H1:PSL-OSC_XCHILALARM went off near 3:56 AM and remains red after acknowledgement. The channel alarms when the temp exceeds 70F, but the value that's listed in the log file is 1.
ITMY OSEM5 and OSEM6 remain yellow as do SUSH34, SUSB123 and SUSB6.
Cheryl, Chris S. and I went down to Y End TMS lab to get the optic into a cake tin in prep for shipment to KAGRA (eventually). The process went smoothly with no magnet disturbance. We took pix of the optic (which was relatively clean) and the SUS cage. The exposed height adapter plate surface contained what Cheryl called a "forest of fibers": see photo below. Lots of particulate on other horizontal surfaces. The cake tin is now in the OSB Optics Lab. We removed the SUS cage and the dutch oven from the TMS lab.
[Kyohei W. and Kiwamu I.]
There was a concern that the actuation coefficient of the VCO --- which actuates the PSL laser frequency via the refcav for the IMC locking --- were calibrated wrong and hence we might have kept plotting more-or-less inaccurate noise budget.
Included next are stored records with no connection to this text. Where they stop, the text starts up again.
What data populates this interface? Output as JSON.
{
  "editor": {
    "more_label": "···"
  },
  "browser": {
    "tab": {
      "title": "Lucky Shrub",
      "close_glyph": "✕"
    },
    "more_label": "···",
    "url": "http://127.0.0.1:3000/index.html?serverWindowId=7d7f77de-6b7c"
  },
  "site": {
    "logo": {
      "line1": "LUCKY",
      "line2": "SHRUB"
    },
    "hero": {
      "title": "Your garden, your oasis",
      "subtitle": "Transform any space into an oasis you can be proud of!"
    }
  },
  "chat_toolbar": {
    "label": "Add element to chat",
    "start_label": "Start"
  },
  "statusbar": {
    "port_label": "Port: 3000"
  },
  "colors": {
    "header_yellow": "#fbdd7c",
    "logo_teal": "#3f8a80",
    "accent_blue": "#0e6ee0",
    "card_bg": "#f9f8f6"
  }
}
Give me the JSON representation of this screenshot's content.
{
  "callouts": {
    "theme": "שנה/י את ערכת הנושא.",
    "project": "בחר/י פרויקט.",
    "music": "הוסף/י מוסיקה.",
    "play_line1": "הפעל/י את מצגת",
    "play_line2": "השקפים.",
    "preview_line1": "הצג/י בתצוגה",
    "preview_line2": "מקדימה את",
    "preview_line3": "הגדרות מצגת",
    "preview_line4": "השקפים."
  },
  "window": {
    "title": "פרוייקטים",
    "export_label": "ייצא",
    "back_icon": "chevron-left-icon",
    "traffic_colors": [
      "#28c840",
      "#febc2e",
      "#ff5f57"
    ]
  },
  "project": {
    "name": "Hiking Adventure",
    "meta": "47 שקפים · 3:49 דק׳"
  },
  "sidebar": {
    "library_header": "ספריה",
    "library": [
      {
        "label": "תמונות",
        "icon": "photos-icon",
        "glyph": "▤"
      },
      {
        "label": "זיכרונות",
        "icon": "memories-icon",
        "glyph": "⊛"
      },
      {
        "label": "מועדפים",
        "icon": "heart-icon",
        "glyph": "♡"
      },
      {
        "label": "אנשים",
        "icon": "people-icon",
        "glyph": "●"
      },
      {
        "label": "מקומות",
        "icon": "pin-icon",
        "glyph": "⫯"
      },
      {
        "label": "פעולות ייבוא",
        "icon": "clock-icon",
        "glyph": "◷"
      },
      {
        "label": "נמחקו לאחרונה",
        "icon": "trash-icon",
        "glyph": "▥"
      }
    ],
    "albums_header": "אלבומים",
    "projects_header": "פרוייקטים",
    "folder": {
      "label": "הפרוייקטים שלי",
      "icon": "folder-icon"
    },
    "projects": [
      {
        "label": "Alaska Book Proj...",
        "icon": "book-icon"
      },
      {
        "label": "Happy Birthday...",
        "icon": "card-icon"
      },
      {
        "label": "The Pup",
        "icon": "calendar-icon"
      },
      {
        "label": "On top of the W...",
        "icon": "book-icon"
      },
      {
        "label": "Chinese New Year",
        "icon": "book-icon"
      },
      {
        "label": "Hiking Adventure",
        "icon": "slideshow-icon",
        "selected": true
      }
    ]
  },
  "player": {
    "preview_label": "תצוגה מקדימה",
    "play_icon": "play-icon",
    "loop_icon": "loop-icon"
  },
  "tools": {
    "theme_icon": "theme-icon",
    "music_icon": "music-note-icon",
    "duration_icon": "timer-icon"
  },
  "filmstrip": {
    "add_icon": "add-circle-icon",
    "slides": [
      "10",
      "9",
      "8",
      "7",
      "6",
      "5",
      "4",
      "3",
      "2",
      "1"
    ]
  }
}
Indeed the coefficient was underestimated by approximately 34% according to a measurement we did today. Giacomo helped us out by confirming that the coefficient had been indeed miscalibrated [1]. Of course this brings our past noise budget of IMC_F slightly higher, but certainly this is not a major issue.
The measured VCO coefficient is 268302 Hz/V (see the attached figure made by Kyohei). Please use this number hereafter.
A good news is that our measured value agrees with that of Livingston, which is about 246 kHz [2], within 9%. Our measurement was done by applying various DC offset at the input of the VCO box (2-pin lemo) and by looking at the frequency of one of the two outputs with a frequency counter. The input of the VCO box is designed to be a differential input and hence the x-axis of the plot is Vpos-Vneg.
[1] LHO alog #5534 Comments on "IMC noise"
[2] LLO alog #4645 "low range VCO installed"
Here is the data which I forgot to attach.
Attached are plots of dust counts > .3 microns and > .5 microns in particles per cubic foot requested from 5 PM Feb. 20 to 5 PM Feb 21. Also attached are plots of the modes to show when they were running/acquiring data. Data was taken from h1nds0. 1440.0 minutes of trend displayed
The new h1dc1 machine initially only had 12GB of RAM compared with h1dc0's 24GB. Not wanting to touch h1dc0 since that is our fall back machine if h1dc1 has issues, we removed 3*8GB DIMMs from h0broadcast0 and reduced its data cache so it could work with 12GB (6*2GB) RAM. We were then able to make h1dc1 a 24GB machine. We have asked John Z to check that the broadcaster is still functioning ok with reduced memory.